When I re-import the DICOM slices into Slicer 4.11 and re-save the volume and rescale, I’m getting the 8bit to show in my file explorer as 2.1gb, but the mm/micron issue with Fiji is the same.
Resampling: Since I don’t need to generate a 3D model from an 82 micron scan, I resampled to 0.1637 mm using Resample Scalar Volume. The new volume shows the correct dimensions (still showing as microns though in Fiji), but shows the Scalar Range as 0 to 254 instead of 0 to 255. This happens in both Slicer 4.10.2 and 4.11.
Should I be doing something differently?
Any ideas why there’s a difference between Fiji and Slicer after rescaling to 8bit or why a grayscale value is lost when resampling?
Sorry if it’s confusing! FYI the DICOMs were exported from a NorthStar.
Terrie
In my experience FIJI doesn’t read the units correctly. So I am not surprised that you are seeing a mm to micron difference.

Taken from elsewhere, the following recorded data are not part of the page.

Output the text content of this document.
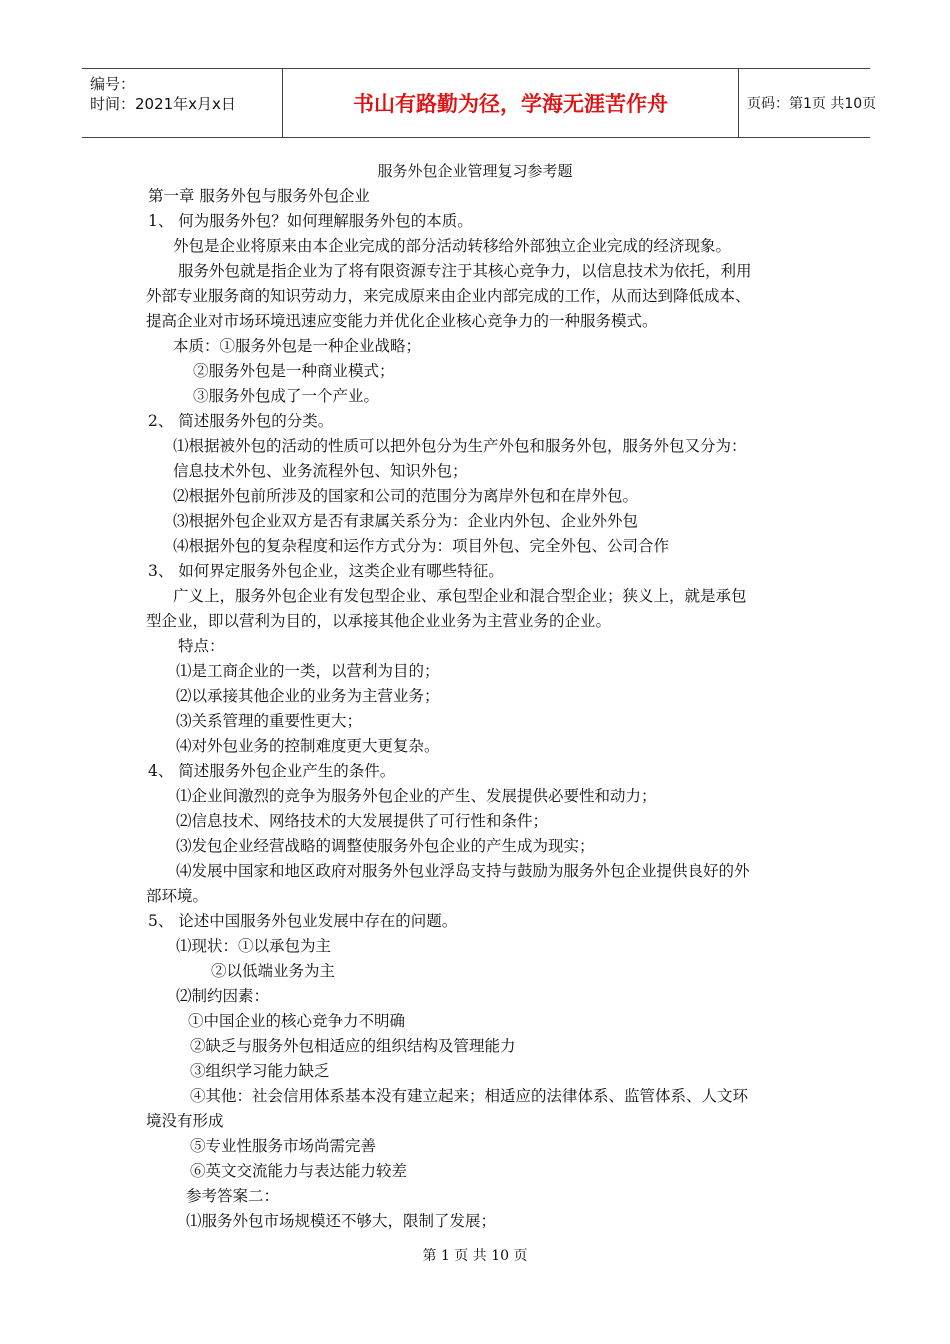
编号：
时间：2021年x月x日	书山有路勤为径，学海无涯苦作舟	页码：第1页 共10页
服务外包企业管理复习参考题
第一章 服务外包与服务外包企业
1、 何为服务外包？如何理解服务外包的本质。
外包是企业将原来由本企业完成的部分活动转移给外部独立企业完成的经济现象。
服务外包就是指企业为了将有限资源专注于其核心竞争力，以信息技术为依托，利用
外部专业服务商的知识劳动力，来完成原来由企业内部完成的工作，从而达到降低成本、
提高企业对市场环境迅速应变能力并优化企业核心竞争力的一种服务模式。
本质：①服务外包是一种企业战略；
②服务外包是一种商业模式；
③服务外包成了一个产业。
2、 简述服务外包的分类。
⑴根据被外包的活动的性质可以把外包分为生产外包和服务外包，服务外包又分为：
信息技术外包、业务流程外包、知识外包；
⑵根据外包前所涉及的国家和公司的范围分为离岸外包和在岸外包。
⑶根据外包企业双方是否有隶属关系分为：企业内外包、企业外外包
⑷根据外包的复杂程度和运作方式分为：项目外包、完全外包、公司合作
3、 如何界定服务外包企业，这类企业有哪些特征。
广义上，服务外包企业有发包型企业、承包型企业和混合型企业；狭义上，就是承包
型企业，即以营利为目的，以承接其他企业业务为主营业务的企业。
特点：
⑴是工商企业的一类，以营利为目的；
⑵以承接其他企业的业务为主营业务；
⑶关系管理的重要性更大；
⑷对外包业务的控制难度更大更复杂。
4、 简述服务外包企业产生的条件。
⑴企业间激烈的竞争为服务外包企业的产生、发展提供必要性和动力；
⑵信息技术、网络技术的大发展提供了可行性和条件；
⑶发包企业经营战略的调整使服务外包企业的产生成为现实；
⑷发展中国家和地区政府对服务外包业浮岛支持与鼓励为服务外包企业提供良好的外
部环境。
5、 论述中国服务外包业发展中存在的问题。
⑴现状：①以承包为主
②以低端业务为主
⑵制约因素：
①中国企业的核心竞争力不明确
②缺乏与服务外包相适应的组织结构及管理能力
③组织学习能力缺乏
④其他：社会信用体系基本没有建立起来；相适应的法律体系、监管体系、人文环
境没有形成
⑤专业性服务市场尚需完善
⑥英文交流能力与表达能力较差
参考答案二：
⑴服务外包市场规模还不够大，限制了发展；
第 1 页 共 10 页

As for data size change, the default in Slicer is to compress the volumes. So 2.1GB stack may end up 700MB on disk (file explorer), because it is compressed. FIJI doesn’t compress the NRRD volumes, AFAIK. If you have installed SlicerMorph in 4.11, we disable compression for volume nodes to improve read/write times for large datasets. So that might explain while your datasets from 4.10.2 ended up being smaller on disk than what it needs to be. You can manually uncheck the compress option in v4.10.2 in the save as dialog box.
As for why you are not getting the max as 255 the highest intensity value, I am not sure…

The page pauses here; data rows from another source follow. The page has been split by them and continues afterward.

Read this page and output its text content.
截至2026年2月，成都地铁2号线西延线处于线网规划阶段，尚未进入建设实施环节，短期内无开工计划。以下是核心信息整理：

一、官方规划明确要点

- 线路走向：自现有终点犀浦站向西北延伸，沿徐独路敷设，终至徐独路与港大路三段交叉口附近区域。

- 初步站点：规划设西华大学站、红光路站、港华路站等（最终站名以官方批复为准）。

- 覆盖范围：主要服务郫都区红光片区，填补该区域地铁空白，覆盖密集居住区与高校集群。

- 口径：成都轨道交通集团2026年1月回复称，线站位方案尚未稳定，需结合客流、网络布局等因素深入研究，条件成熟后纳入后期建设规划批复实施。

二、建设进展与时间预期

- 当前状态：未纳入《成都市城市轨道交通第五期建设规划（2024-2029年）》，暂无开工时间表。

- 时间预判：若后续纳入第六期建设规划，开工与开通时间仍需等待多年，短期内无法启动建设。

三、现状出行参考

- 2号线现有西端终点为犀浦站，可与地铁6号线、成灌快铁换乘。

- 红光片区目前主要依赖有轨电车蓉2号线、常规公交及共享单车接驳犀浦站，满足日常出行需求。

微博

File size may be smaller due to image compression, but since it is exactly 3x more, it is also possible that Fiji chooses to store the image in 3 channels (RGB). You can try to change color mode to grayscale.
Check Volume module / Volume information / Number of scalars. If you see 3 there then it confirms that Fiji converted the grayscale image to RGB, needlessly tripling the memory usage.
When you resample your image to lower resolution then small details in the image are lost. For example, if you only had a few, isolated voxels that had the intensity value of 255 then it is very likely that you will not have a value of 255 in the downsampled output. You can slightly increase the quality by applying antialiasing filter (low-pass filter, such as Gaussian smoothing should suffice), but it rarely makes a practical difference (see this discussion for details).
Thank you Andras! This all makes sense. I don’t think losing 255 would affect my 3D models since they’re mostly dry bone, but I might try the antialiasing filter on some volumes to see if I notice a difference.
Would it make a difference if I resample the resolution first then convert to 8-bit? I normally just convert to 8-bit first to reduce the file size and depending on the complexity of the specimen and sometimes reduce the resolution if the volume is still difficult to work with.